# Debug: Agent-Model API Mismatch Bug

**CRITICAL FINDING**: This is NOT just a prompt assignment issue - the actual API calls are going to the WRONG model!

## Evidence from `strong_first/budget_20000/comp_1_0`

**experiment_results.json (agent_performance) shows CORRECT assignment:**
```json
"Agent_Alpha": {"model": "claude-opus-4-5-thinking-32k"}
"Agent_Beta": {"model": "gpt-5-nano"}
```

**But token_usage patterns in all_interactions.json show SWAPPED API calls:**
- `Agent_Alpha`: `{"total_tokens": 1153}` - NO reasoning_tokens → **GPT-5 pattern**
- `Agent_Beta`: `{"input_tokens": ..., "reasoning_tokens": 3904}` → **Claude pattern**

## Bug Summary

1. The agent **objects** have the correct model names (verified via `agent.model_name`)
2. But the actual **API calls** are going to the wrong endpoints
3. This affects BOTH `weak_first` and `strong_first` experiments

## Key Files to Investigate
1. `strong_models_experiment/agents/agent_factory.py` - Creates agents (lines 55-76)
2. `strong_models_experiment/experiment.py` - Manages agent order (lines 131-147, 207-218)
3. `negotiation/llm_agents.py` - Actual API calls
4. `scripts/generate_ttc_configs.sh` - SLURM script model ordering (lines 436-440)

In [1]:
# Simulate the exact flow that happens in the experiment

# Step 1: Config generator (generate_ttc_experiments.py line 191)
# Always passes: '--models', reasoning_model, baseline_model
reasoning_model = "claude-opus-4-5-thinking-32k"  # The reasoning model
baseline_model = "gpt-5-nano"  # The baseline (non-reasoning) model

# Models list as passed to run_strong_models_experiment.py
models = [reasoning_model, baseline_model]
print(f"Models list from config generator: {models}")
print(f"  models[0] = {models[0]} (this becomes Agent_Alpha)")
print(f"  models[1] = {models[1]} (this becomes Agent_Beta)")

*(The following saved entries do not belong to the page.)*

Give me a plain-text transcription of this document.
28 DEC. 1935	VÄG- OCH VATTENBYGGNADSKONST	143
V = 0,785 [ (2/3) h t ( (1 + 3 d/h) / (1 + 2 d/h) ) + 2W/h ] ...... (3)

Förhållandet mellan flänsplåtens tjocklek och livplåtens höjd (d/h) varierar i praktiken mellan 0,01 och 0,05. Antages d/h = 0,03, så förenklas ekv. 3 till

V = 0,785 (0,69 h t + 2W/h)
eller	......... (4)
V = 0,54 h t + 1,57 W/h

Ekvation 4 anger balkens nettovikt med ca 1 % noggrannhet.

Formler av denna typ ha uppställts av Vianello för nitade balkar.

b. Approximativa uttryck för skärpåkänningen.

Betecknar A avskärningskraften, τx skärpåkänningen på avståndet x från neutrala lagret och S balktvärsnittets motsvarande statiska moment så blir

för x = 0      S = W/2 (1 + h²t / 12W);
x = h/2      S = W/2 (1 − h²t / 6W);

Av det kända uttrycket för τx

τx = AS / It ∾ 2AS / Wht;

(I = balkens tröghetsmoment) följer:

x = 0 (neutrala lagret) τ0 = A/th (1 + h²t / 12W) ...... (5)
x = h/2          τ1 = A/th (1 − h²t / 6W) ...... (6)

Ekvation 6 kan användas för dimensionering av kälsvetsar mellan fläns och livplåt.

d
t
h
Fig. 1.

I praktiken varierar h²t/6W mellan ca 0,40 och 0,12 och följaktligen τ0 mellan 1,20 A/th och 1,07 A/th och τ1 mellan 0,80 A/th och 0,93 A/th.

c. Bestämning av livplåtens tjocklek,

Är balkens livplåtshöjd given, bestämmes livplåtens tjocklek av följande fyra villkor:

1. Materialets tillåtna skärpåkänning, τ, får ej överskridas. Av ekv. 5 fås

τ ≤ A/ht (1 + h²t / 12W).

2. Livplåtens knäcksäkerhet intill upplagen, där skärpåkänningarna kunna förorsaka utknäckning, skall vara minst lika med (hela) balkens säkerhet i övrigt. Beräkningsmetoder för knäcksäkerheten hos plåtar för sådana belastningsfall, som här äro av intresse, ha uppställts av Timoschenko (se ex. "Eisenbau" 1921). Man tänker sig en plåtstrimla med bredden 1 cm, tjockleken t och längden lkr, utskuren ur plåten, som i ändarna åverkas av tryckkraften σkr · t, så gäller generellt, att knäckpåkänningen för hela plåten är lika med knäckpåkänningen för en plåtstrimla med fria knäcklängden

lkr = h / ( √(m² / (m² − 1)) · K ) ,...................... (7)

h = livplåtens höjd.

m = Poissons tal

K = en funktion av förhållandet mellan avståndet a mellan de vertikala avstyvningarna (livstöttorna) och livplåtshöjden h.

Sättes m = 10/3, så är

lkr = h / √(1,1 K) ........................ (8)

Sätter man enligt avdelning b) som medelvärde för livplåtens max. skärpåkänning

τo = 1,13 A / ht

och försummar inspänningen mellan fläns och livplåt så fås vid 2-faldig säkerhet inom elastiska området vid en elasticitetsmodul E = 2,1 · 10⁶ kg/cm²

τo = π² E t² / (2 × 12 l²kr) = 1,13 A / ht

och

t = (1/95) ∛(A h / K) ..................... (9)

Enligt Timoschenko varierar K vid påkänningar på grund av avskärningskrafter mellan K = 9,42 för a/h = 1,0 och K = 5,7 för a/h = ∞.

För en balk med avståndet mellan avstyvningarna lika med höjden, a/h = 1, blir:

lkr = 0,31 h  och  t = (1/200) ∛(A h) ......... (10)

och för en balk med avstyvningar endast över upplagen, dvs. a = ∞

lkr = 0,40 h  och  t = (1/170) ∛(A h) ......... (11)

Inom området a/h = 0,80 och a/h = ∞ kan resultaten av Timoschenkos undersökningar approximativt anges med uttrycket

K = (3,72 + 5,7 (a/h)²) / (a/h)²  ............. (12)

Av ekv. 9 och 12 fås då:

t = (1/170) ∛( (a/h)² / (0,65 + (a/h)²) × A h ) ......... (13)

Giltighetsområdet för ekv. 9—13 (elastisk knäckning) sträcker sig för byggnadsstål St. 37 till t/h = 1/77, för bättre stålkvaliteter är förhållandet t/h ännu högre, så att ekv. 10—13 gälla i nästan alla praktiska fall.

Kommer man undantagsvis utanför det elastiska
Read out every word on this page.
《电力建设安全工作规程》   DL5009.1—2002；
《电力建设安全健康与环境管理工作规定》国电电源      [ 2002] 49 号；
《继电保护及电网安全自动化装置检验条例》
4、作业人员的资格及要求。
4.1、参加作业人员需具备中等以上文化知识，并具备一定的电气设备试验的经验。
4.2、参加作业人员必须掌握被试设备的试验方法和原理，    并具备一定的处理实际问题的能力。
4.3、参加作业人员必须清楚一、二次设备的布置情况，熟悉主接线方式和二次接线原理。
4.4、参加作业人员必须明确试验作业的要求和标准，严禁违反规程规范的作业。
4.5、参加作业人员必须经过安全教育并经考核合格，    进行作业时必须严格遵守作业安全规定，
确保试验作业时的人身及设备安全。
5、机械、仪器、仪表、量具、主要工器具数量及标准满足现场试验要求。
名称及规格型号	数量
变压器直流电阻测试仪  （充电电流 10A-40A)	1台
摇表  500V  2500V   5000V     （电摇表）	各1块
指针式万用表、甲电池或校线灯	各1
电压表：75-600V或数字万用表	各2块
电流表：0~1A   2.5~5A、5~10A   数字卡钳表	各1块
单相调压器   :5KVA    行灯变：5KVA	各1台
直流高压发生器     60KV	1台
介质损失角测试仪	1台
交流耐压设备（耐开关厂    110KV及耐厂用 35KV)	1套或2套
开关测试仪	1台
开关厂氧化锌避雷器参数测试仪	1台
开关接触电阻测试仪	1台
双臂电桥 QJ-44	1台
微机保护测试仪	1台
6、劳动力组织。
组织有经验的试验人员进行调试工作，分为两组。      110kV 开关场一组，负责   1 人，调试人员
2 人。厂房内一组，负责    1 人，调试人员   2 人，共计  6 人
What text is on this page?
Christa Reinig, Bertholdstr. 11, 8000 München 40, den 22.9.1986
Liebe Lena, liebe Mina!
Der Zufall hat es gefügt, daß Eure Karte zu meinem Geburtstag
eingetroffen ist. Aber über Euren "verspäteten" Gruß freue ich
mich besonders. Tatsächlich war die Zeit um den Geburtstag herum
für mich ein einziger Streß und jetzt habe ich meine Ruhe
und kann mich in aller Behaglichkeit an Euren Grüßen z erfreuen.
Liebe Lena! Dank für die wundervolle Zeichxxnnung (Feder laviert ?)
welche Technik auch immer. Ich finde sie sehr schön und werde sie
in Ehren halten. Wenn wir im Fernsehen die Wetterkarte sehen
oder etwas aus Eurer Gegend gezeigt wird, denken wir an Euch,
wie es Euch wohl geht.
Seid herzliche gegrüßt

Models list from config generator: ['claude-opus-4-5-thinking-32k', 'gpt-5-nano']
  models[0] = claude-opus-4-5-thinking-32k (this becomes Agent_Alpha)
  models[1] = gpt-5-nano (this becomes Agent_Beta)


In [2]:
# Step 2: Agent Factory (agent_factory.py lines 55-67)
# Creates agents in order of the models list

agent_names = ["Alpha", "Beta"]
agent_mapping = {}

for i, model_name in enumerate(models):
    agent_id = f"Agent_{agent_names[i]}"
    agent_mapping[agent_id] = model_name
    
print("Agent Factory creates:")
for agent_id, model in agent_mapping.items():
    print(f"  {agent_id} -> {model}")

Agent Factory creates:
  Agent_Alpha -> claude-opus-4-5-thinking-32k
  Agent_Beta -> gpt-5-nano


In [3]:
# Step 3: Experiment code determines reasoning agent (experiment.py lines 207-218)
# This is where the bug occurs!

def determine_reasoning_agent_ids(model_order: str, reasoning_budget: int) -> list:
    """
    This is the BUGGY logic from experiment.py lines 207-218.
    
    The comments say:
    - weak_first: models = [baseline, reasoning] -> Agent_Beta is reasoning
    - strong_first: models = [reasoning, baseline] -> Agent_Alpha is reasoning
    
    BUT the config generator ALWAYS passes [reasoning, baseline]!
    """
    if not reasoning_budget:
        return []
    
    # This logic assumes the models list order changes based on model_order
    # But it doesn't! The config generator always passes [reasoning, baseline]
    if model_order == "weak_first":
        # Expects: models = [baseline, reasoning]
        # Actual:  models = [reasoning, baseline]
        reasoning_agent_ids = ["Agent_Beta"]  # WRONG! This is the baseline!
    else:  # strong_first
        # Expects: models = [reasoning, baseline]  
        # Actual:  models = [reasoning, baseline]
        reasoning_agent_ids = ["Agent_Alpha"]  # Correct!
    
    return reasoning_agent_ids

# Test with different model_order values
for model_order in ["weak_first", "strong_first"]:
    reasoning_ids = determine_reasoning_agent_ids(model_order, budget=5000)
    
    print(f"\nmodel_order = '{model_order}':")
    print(f"  Reasoning prompt assigned to: {reasoning_ids}")
    for agent_id in reasoning_ids:
        actual_model = agent_mapping[agent_id]
        is_reasoning_model = actual_model == reasoning_model
        status = "✓ CORRECT" if is_reasoning_model else "✗ BUG! Assigned to baseline!"
        print(f"  {agent_id} = {actual_model}")
        print(f"  {status}")

  return result


TypeError: determine_reasoning_agent_ids() got an unexpected keyword argument 'budget'

In [None]:
# Step 4: Verify with actual experiment data
# Load a run_*_all_interactions.json file to confirm

import json
from pathlib import Path

# Find an experiment with weak_first order
experiment_dir = Path("../experiments/results/ttc_scaling_20260124_224426")
weak_first_dir = experiment_dir / "claude-opus-4-5-thinking-32k_vs_gpt-5-nano" / "weak_first" / "budget_20000" / "comp_1_0"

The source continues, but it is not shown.